Luet fit une grimace : « Ne te réjouis pas trop. Ta situation n’est pas si confortable que ça, pour le moment.

— J’aimerais avoir été aussi courageux que Veya.

— Non, Jyat, non, ne pense pas comme ça ; elle était dans une position où se montrer brave pouvait servir ; pas toi. Si un jour vient où tu as besoin de courage, tu en auras, bien assez, tant qu’il t’en faudra. » Elle ajouta in petto : Puisse ce jour ne jamais arriver. Mais en même temps, elle savait qu’il viendrait inéluctablement. Un frisson de peur la traversa.

Oh Nafai ! pensa-t-elle, si seulement tu pouvais m’entendre comme Surâme m’entend ! Si tu savais comme je t’aime, comme je souffre en songeant à ce que tu endures ! Et tout ce que je peux faire, c’est m’occuper des enfants de mon mieux, garder confiance en Surâme et en la nature humaine pour opérer un miracle et te libérer. Ce que je puis faire, je le fais, mais ce n’est pas assez. Si tu meurs, que restera-t-il de mon existence ? Même si les enfants s’en tirent sains et saufs, même s’ils deviennent des adultes honnêtes, forts, merveilleux, ça ne suffira pas si je t’ai perdu. Surâme nous a peut-être rapprochés comme des pions dans son jeu, mais le lien entre nous n’en est pas moins fort. Il est puissant, bien plus solide que ceux qui t’entravent en ce moment, mais sans ta présence à mes côtés, j’ai l’impression que c’est moi qui me trouve attachée, ligotée au fond de mon âme, incapable de bouger, incapable de respirer. Nafai !

Le nom se répercuta dans son esprit. L’image de son visage la brûla comme un cautère. Elle s’étendit en s’obligeant à se détendre et s’ordonna de dormir. Moins je consomme d’oxygène, plus il en aura, plus les enfants en auront. Il faut que je dorme. Je dois rester tranquille.

Mais elle n’arrivait pas à se calmer et même quand elle sombra enfin dans un sommeil agité, son cœur continua de battre follement, sa respiration demeura hachée, haletante, comme si elle était engagée dans un combat contre un ennemi dont elle parvenait tout juste à éviter les coups.

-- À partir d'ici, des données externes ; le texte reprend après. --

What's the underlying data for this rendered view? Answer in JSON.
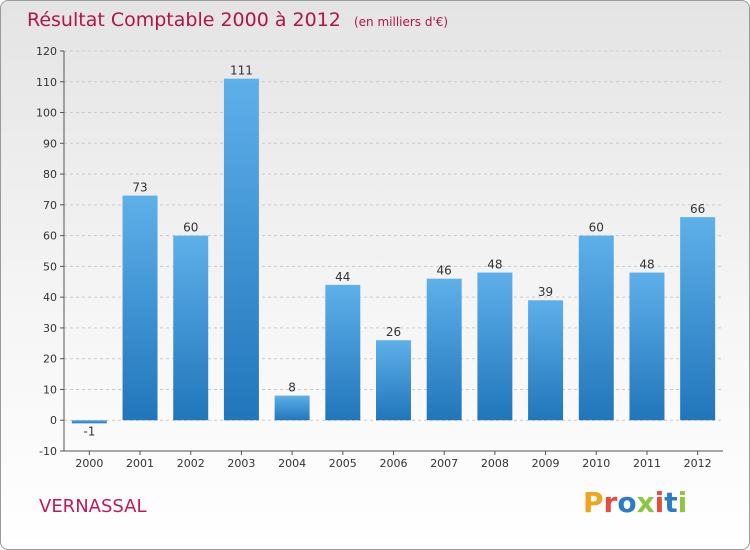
{
  "title": "Résultat Comptable 2000 à 2012",
  "subtitle": "(en milliers d'€)",
  "commune": "VERNASSAL",
  "brand": {
    "letters": [
      "P",
      "r",
      "o",
      "x",
      "i",
      "t",
      "i"
    ],
    "colors": [
      "#f2a31b",
      "#e84c3d",
      "#2b7cc7",
      "#8dc63f",
      "#e84c3d",
      "#2b7cc7",
      "#8dc63f"
    ]
  },
  "colors": {
    "bar_top": "#5eb0ea",
    "bar_bottom": "#2176bb",
    "title": "#b0154a"
  },
  "chart_data": {
    "type": "bar",
    "categories": [
      "2000",
      "2001",
      "2002",
      "2003",
      "2004",
      "2005",
      "2006",
      "2007",
      "2008",
      "2009",
      "2010",
      "2011",
      "2012"
    ],
    "values": [
      -1,
      73,
      60,
      111,
      8,
      44,
      26,
      46,
      48,
      39,
      60,
      48,
      66
    ],
    "data_labels": [
      "-1",
      "73",
      "60",
      "111",
      "8",
      "44",
      "26",
      "46",
      "48",
      "39",
      "60",
      "48",
      "66"
    ],
    "y_ticks": [
      "-10",
      "0",
      "10",
      "20",
      "30",
      "40",
      "50",
      "60",
      "70",
      "80",
      "90",
      "100",
      "110",
      "120"
    ],
    "ylim": [
      -10,
      120
    ],
    "grid": "horizontal dashed",
    "legend": "none"
  }
}
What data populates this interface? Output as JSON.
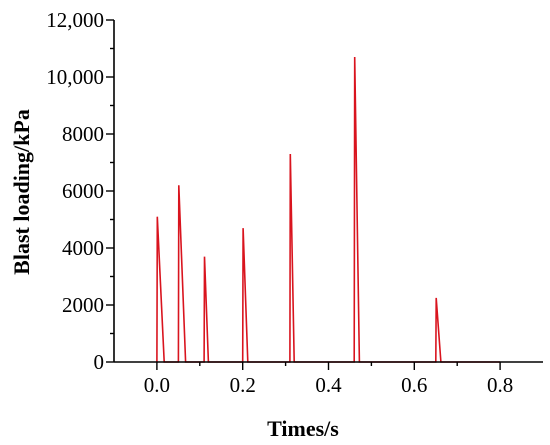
{
  "chart_data": {
    "type": "line",
    "xlabel": "Times/s",
    "ylabel": "Blast loading/kPa",
    "xlim": [
      -0.1,
      0.9
    ],
    "ylim": [
      0,
      12000
    ],
    "x_ticks": [
      0.0,
      0.2,
      0.4,
      0.6,
      0.8
    ],
    "x_tick_labels": [
      "0.0",
      "0.2",
      "0.4",
      "0.6",
      "0.8"
    ],
    "y_ticks": [
      0,
      2000,
      4000,
      6000,
      8000,
      10000,
      12000
    ],
    "y_tick_labels": [
      "0",
      "2000",
      "4000",
      "6000",
      "8000",
      "10,000",
      "12,000"
    ],
    "grid": false,
    "color": "#d9141e",
    "series": [
      {
        "x": [
          0.0,
          0.001,
          0.017,
          0.05,
          0.051,
          0.067,
          0.11,
          0.111,
          0.12,
          0.2,
          0.201,
          0.212,
          0.31,
          0.311,
          0.32,
          0.46,
          0.461,
          0.472,
          0.65,
          0.651,
          0.662,
          0.8
        ],
        "y": [
          0,
          5100,
          0,
          0,
          6200,
          0,
          0,
          3700,
          0,
          0,
          4700,
          0,
          0,
          7300,
          0,
          0,
          10700,
          0,
          0,
          2250,
          0,
          0
        ]
      }
    ]
  }
}
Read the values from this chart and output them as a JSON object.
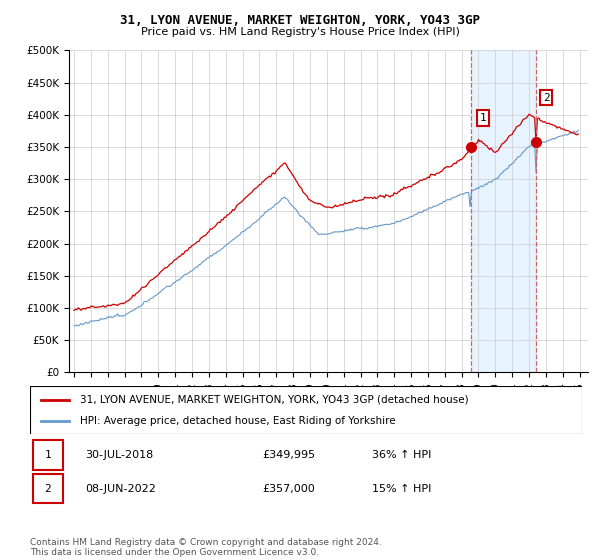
{
  "title": "31, LYON AVENUE, MARKET WEIGHTON, YORK, YO43 3GP",
  "subtitle": "Price paid vs. HM Land Registry's House Price Index (HPI)",
  "legend_line1": "31, LYON AVENUE, MARKET WEIGHTON, YORK, YO43 3GP (detached house)",
  "legend_line2": "HPI: Average price, detached house, East Riding of Yorkshire",
  "footnote": "Contains HM Land Registry data © Crown copyright and database right 2024.\nThis data is licensed under the Open Government Licence v3.0.",
  "annotation1_date": "30-JUL-2018",
  "annotation1_price": "£349,995",
  "annotation1_hpi": "36% ↑ HPI",
  "annotation2_date": "08-JUN-2022",
  "annotation2_price": "£357,000",
  "annotation2_hpi": "15% ↑ HPI",
  "hpi_color": "#6699cc",
  "price_color": "#cc0000",
  "marker_color": "#cc0000",
  "vline_color": "#cc6666",
  "shade_color": "#ddeeff",
  "yticks": [
    0,
    50000,
    100000,
    150000,
    200000,
    250000,
    300000,
    350000,
    400000,
    450000,
    500000
  ],
  "sale1_year": 2018.583,
  "sale1_price": 349995,
  "sale2_year": 2022.417,
  "sale2_price": 357000
}
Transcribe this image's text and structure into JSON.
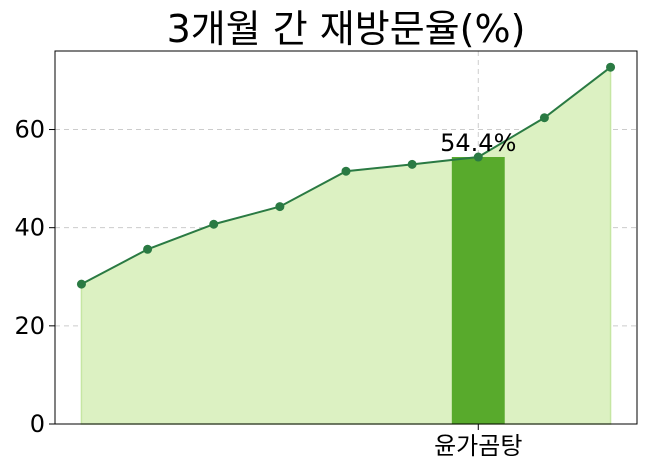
{
  "chart_data": {
    "type": "line",
    "title": "3개월 간 재방문율(%)",
    "xlabel": "",
    "ylabel": "",
    "x": [
      0,
      1,
      2,
      3,
      4,
      5,
      6,
      7,
      8
    ],
    "series": [
      {
        "values": [
          28.5,
          35.6,
          40.7,
          44.3,
          51.5,
          52.9,
          54.4,
          62.4,
          72.7
        ]
      }
    ],
    "highlight": {
      "index": 6,
      "category": "윤가곰탕",
      "value": 54.4,
      "label": "54.4%"
    },
    "x_tick_labels": [
      {
        "index": 6,
        "text": "윤가곰탕"
      }
    ],
    "ylim": [
      0,
      76
    ],
    "yticks": [
      0,
      20,
      40,
      60
    ],
    "ytick_labels": [
      "0",
      "20",
      "40",
      "60"
    ],
    "grid": true,
    "colors": {
      "line": "#2a7a43",
      "marker": "#2a7a43",
      "area": "#dcf1c2",
      "area_edge": "#c6e6a3",
      "bar": "#58aa2c"
    }
  }
}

Le troisième jour, lors du premier repas, Elemak ne se trouvait pas dans la bibliothèque. Personne n’osa demander où il était ; d’ailleurs, personne ne s’en souciait. Quand il disparaissait, ne restait que la lassitude ; la vraie peur revenait quand lui-même était de retour. Ce n’était pas que les prisonniers eussent confiance en la bonne volonté de Meb, d’Obring ou de Vas – Meb semblait se délecter de ses menues méchancetés et Obring, selon toute apparence, jouissait de son statut de détenteur d’une parcelle d’autorité. Toutefois, tout le monde savait que l’un comme l’autre trahirait allègrement Elemak s’il pensait en tirer profit. En revanche, Vas paraissait détester son rôle ; pourtant, il le remplissait parfaitement et, des trois hommes, c’était celui sur lequel Elemak se reposait le plus. Il comptait à juste titre sur l’imagination de Vas pour exécuter efficacement n’importe quelle mission, même en son absence – ce qui était plus qu’on ne pouvait en dire des deux autres Elemaki.

Ce jour-là, pourtant, vit le premier défi ouvert à son autorité. Volemak, après un regard à Rasa, se leva et s’adressa au groupe.

« Mes amis, membres de ma famille…

— Asseyez-vous et taisez-vous ! » le coupa Mebbekew.

Volemak posa un regard d’un calme glacial sur son deuxième fils et dit : « Si tu souhaites me faire taire, je ne t’empêche pas d’essayer. Mais en l’absence de contrainte physique, je parlerai. »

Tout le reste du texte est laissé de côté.